The wings provide lift, so they will not be reattached to the fuselage. Mathews said the aircraft would tear itself to pieces from the torque of the wings underwater. The wings and other removed parts eventually will be placed on the gulf bottom near the bomber.

He expects the aircraft to be as successful at attracting and holding fish as adjacent Veterans Reef, which is home now to gray snapper, small grouper and a jewfish.

"There was fish on Veterans Reef within weeks," Mathews said. "It's already covered with algae, and the whole reef population builds up from that. As time goes on, there'll be barnacles channeling plankton, then some coral and then sponges."

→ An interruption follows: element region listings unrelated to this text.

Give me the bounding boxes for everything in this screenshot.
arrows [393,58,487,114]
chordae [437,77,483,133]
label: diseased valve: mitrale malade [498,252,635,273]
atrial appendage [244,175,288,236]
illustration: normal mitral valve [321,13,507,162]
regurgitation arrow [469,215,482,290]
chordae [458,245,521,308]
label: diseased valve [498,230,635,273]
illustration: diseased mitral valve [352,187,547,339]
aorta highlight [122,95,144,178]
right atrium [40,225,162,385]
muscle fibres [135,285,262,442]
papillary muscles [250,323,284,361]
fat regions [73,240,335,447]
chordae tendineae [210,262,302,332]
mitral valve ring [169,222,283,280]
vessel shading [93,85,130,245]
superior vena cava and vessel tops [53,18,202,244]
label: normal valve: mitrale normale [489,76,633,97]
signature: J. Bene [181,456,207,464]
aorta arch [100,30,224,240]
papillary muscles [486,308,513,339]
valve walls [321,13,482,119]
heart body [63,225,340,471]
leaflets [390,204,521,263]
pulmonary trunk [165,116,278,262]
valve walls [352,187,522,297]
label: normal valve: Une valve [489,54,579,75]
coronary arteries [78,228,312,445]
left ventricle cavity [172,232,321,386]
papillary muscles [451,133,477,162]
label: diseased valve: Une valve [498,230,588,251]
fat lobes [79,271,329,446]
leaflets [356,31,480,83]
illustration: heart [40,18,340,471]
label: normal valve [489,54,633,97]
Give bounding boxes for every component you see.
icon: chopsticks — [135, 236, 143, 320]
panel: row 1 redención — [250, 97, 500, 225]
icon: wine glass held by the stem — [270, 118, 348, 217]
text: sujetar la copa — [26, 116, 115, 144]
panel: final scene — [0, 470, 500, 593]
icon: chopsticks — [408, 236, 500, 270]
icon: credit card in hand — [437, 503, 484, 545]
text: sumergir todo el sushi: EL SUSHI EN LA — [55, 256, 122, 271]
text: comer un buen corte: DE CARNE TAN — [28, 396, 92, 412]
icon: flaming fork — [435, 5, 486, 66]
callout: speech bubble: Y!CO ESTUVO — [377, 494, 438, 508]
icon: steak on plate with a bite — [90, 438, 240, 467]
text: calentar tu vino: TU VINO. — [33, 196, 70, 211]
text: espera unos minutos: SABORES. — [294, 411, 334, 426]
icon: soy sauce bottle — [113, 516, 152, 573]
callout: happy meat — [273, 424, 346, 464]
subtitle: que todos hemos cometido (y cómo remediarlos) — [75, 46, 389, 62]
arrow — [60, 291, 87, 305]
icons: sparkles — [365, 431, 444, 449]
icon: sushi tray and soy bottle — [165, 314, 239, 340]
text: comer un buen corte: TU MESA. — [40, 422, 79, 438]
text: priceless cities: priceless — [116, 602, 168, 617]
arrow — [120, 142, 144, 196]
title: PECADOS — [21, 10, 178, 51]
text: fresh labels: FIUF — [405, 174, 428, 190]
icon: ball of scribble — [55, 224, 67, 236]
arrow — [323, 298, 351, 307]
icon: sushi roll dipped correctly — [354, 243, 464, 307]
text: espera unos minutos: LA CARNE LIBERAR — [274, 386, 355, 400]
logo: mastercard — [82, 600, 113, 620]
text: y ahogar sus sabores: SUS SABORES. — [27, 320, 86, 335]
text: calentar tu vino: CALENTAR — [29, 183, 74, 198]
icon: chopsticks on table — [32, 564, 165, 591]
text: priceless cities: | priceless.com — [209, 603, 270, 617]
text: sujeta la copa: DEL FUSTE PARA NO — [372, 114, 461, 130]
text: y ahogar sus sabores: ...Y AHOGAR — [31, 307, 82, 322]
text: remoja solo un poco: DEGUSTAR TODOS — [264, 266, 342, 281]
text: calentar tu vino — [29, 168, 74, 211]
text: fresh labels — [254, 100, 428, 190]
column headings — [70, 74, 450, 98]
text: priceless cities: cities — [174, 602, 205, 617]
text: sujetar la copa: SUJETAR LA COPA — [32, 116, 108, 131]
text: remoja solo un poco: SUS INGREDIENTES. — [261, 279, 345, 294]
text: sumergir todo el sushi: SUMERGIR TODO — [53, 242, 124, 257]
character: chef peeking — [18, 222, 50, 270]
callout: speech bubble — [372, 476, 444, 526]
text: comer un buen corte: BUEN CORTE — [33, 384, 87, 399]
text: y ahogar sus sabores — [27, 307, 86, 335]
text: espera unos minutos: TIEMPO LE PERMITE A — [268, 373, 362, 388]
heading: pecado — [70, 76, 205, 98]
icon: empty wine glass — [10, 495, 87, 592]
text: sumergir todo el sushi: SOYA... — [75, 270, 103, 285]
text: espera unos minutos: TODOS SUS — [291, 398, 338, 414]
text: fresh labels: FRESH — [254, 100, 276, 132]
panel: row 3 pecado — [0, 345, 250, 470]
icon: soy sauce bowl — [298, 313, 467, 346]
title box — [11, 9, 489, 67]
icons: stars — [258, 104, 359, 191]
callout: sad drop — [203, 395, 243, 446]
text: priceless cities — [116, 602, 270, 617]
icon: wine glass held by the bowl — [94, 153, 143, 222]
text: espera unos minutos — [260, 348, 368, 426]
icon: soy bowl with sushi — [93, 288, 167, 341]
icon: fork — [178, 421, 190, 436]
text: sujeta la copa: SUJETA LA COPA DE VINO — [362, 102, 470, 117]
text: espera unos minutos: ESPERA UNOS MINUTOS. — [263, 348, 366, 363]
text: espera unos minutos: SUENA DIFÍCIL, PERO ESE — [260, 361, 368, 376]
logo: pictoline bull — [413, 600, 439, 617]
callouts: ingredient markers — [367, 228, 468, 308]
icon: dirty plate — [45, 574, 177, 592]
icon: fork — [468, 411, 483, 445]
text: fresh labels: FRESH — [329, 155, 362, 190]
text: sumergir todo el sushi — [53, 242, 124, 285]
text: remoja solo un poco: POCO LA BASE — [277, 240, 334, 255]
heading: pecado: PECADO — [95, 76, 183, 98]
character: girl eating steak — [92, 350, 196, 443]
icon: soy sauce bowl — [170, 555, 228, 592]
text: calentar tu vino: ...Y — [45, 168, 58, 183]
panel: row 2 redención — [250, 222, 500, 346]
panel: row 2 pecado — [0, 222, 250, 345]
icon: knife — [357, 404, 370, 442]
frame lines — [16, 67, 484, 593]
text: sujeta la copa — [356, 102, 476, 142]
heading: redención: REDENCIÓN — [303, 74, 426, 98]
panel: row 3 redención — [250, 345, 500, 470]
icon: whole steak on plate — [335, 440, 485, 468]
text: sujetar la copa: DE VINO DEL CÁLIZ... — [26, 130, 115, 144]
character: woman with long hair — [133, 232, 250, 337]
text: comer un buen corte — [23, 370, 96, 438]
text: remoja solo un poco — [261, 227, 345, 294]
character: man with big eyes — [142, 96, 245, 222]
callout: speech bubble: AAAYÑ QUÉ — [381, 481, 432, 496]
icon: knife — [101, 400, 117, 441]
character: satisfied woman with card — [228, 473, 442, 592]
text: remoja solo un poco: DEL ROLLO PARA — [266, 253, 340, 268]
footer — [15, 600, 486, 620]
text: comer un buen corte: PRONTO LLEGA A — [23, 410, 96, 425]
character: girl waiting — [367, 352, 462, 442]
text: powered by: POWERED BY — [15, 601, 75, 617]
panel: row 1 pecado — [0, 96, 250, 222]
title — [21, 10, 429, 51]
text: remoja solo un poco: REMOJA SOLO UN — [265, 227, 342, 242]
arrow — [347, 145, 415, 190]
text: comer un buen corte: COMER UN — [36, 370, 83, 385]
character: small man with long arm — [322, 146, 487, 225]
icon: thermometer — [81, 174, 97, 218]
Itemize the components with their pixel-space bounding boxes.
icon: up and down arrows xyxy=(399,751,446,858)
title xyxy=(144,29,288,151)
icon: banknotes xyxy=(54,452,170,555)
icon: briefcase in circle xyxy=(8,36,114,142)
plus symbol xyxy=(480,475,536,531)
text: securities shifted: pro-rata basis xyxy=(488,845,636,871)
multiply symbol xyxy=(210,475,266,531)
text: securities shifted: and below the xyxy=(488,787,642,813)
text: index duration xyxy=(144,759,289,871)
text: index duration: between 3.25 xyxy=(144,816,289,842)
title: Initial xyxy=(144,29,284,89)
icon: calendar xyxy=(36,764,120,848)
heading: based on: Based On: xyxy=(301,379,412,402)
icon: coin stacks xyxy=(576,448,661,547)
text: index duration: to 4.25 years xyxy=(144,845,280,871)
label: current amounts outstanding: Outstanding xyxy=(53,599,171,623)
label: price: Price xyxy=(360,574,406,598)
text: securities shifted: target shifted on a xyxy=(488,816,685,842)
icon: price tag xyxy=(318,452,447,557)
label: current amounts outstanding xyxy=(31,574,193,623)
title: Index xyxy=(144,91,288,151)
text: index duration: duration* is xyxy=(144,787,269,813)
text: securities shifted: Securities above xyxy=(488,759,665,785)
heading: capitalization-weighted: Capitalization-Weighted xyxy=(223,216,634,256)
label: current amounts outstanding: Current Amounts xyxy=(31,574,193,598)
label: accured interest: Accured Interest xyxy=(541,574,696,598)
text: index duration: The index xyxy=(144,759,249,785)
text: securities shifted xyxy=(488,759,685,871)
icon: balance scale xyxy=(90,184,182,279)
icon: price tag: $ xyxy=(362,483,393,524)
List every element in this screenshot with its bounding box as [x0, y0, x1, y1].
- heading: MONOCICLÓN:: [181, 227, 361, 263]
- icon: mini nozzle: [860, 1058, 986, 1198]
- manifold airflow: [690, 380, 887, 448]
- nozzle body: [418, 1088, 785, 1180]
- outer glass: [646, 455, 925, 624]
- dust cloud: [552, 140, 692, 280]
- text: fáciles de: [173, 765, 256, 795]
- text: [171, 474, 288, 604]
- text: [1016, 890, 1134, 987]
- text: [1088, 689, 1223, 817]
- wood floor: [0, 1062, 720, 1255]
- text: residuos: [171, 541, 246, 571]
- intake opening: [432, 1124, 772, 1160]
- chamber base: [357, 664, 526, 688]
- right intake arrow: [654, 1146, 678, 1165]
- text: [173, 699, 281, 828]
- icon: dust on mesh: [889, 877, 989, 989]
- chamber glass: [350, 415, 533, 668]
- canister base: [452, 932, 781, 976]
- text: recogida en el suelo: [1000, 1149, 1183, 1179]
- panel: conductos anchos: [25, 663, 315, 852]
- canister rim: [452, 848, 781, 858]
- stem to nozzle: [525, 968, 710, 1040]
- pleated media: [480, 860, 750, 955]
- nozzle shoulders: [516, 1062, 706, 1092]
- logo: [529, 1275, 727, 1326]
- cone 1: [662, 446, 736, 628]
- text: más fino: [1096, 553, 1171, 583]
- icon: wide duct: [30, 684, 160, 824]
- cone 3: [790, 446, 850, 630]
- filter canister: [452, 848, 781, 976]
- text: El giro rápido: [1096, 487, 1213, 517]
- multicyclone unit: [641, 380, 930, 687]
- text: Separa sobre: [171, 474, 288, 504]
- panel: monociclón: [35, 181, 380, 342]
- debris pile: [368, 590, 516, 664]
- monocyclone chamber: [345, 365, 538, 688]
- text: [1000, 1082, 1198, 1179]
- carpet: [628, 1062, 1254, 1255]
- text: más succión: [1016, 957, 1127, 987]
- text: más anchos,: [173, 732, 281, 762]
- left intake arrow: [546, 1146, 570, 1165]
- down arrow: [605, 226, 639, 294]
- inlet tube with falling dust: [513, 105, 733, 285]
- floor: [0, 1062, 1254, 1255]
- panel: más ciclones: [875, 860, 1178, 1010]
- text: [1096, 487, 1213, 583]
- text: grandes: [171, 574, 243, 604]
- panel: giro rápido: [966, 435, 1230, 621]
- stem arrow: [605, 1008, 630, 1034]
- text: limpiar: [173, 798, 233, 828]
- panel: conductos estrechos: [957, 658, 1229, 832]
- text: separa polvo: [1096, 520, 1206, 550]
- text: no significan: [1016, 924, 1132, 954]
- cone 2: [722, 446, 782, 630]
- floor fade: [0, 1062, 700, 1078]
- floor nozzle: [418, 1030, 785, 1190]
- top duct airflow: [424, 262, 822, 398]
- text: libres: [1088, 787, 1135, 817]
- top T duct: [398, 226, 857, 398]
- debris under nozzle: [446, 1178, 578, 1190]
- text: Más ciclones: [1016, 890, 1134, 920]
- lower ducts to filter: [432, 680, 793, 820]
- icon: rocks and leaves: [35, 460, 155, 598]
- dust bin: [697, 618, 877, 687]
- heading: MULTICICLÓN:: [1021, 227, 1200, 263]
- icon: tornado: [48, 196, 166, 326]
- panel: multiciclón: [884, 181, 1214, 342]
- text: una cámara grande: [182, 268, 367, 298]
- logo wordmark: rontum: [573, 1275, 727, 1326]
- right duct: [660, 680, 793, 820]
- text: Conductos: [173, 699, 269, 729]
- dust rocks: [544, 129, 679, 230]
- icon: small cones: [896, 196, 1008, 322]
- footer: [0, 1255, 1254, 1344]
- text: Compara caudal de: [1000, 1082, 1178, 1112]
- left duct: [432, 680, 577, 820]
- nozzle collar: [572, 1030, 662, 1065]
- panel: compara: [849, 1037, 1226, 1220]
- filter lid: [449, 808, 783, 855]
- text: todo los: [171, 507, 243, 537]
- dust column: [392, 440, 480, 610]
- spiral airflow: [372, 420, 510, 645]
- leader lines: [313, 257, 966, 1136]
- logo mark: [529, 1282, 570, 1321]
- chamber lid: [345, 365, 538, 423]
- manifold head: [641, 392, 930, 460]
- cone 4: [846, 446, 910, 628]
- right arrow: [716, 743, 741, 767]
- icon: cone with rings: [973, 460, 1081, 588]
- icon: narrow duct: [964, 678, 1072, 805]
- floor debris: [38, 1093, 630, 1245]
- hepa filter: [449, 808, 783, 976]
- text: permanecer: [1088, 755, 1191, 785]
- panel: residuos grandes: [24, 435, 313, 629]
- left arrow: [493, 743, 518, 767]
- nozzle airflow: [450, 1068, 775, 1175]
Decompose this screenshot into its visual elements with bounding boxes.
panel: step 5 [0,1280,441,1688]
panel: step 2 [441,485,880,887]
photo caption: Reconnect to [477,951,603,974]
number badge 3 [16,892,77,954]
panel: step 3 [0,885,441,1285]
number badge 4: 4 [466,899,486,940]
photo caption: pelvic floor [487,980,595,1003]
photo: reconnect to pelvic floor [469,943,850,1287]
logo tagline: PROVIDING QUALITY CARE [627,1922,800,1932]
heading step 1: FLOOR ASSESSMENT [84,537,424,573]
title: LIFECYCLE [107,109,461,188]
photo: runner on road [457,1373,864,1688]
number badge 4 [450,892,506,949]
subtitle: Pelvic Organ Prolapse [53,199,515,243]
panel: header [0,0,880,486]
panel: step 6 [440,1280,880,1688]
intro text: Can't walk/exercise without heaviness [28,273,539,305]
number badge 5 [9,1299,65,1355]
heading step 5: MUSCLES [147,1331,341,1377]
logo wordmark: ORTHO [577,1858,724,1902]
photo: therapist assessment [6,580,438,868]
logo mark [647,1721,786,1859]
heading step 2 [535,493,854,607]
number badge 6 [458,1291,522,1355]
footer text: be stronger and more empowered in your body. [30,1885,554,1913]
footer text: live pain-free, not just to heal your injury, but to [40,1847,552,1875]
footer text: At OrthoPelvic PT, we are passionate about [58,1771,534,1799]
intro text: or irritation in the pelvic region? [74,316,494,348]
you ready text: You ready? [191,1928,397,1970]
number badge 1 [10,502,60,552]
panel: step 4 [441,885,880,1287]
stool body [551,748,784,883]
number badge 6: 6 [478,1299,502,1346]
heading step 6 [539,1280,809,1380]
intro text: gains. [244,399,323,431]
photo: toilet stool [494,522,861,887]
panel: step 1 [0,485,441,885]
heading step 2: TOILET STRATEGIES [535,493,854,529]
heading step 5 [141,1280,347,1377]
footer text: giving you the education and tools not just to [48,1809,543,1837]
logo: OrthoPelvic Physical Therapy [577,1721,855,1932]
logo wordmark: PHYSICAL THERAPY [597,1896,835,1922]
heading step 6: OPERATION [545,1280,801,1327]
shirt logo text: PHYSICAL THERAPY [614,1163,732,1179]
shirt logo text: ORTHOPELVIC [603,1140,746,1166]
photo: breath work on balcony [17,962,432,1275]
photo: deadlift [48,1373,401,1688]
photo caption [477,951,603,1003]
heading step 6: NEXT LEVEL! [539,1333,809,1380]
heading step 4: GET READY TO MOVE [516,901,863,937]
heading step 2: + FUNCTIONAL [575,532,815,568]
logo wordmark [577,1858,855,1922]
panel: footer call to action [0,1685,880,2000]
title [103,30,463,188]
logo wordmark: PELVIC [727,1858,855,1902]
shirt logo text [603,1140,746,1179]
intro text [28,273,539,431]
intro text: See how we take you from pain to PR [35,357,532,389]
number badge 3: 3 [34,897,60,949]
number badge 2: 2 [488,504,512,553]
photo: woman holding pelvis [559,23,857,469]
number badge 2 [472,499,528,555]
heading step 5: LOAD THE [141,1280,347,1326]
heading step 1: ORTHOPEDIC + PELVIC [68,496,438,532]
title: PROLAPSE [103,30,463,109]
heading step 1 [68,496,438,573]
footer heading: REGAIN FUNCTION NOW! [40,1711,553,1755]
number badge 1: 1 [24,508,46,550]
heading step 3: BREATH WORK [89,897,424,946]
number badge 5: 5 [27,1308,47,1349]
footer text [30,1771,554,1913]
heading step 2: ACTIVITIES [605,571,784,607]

Veterans Reef cost $270,000, which came from the county's Boating Improvement Fund, and is the first in the county designed with five types of structure for a study of what attracts fish, he said.

The reef is composed of chunks of limestone; three steel barges with large holes; two trolling alleys built of 100 hollow pyramids 6 feet tall; large concrete pipes; and a pile of tetrahedrons. Different buoys will be placed on the structures to let anglers know what's on the bottom.

"We're going to be counting fish to determine the attraction of each type of structure," Mathews said. "We'll find out which gives us the highest angler attraction for future reefs and gives us information to work out a management plan."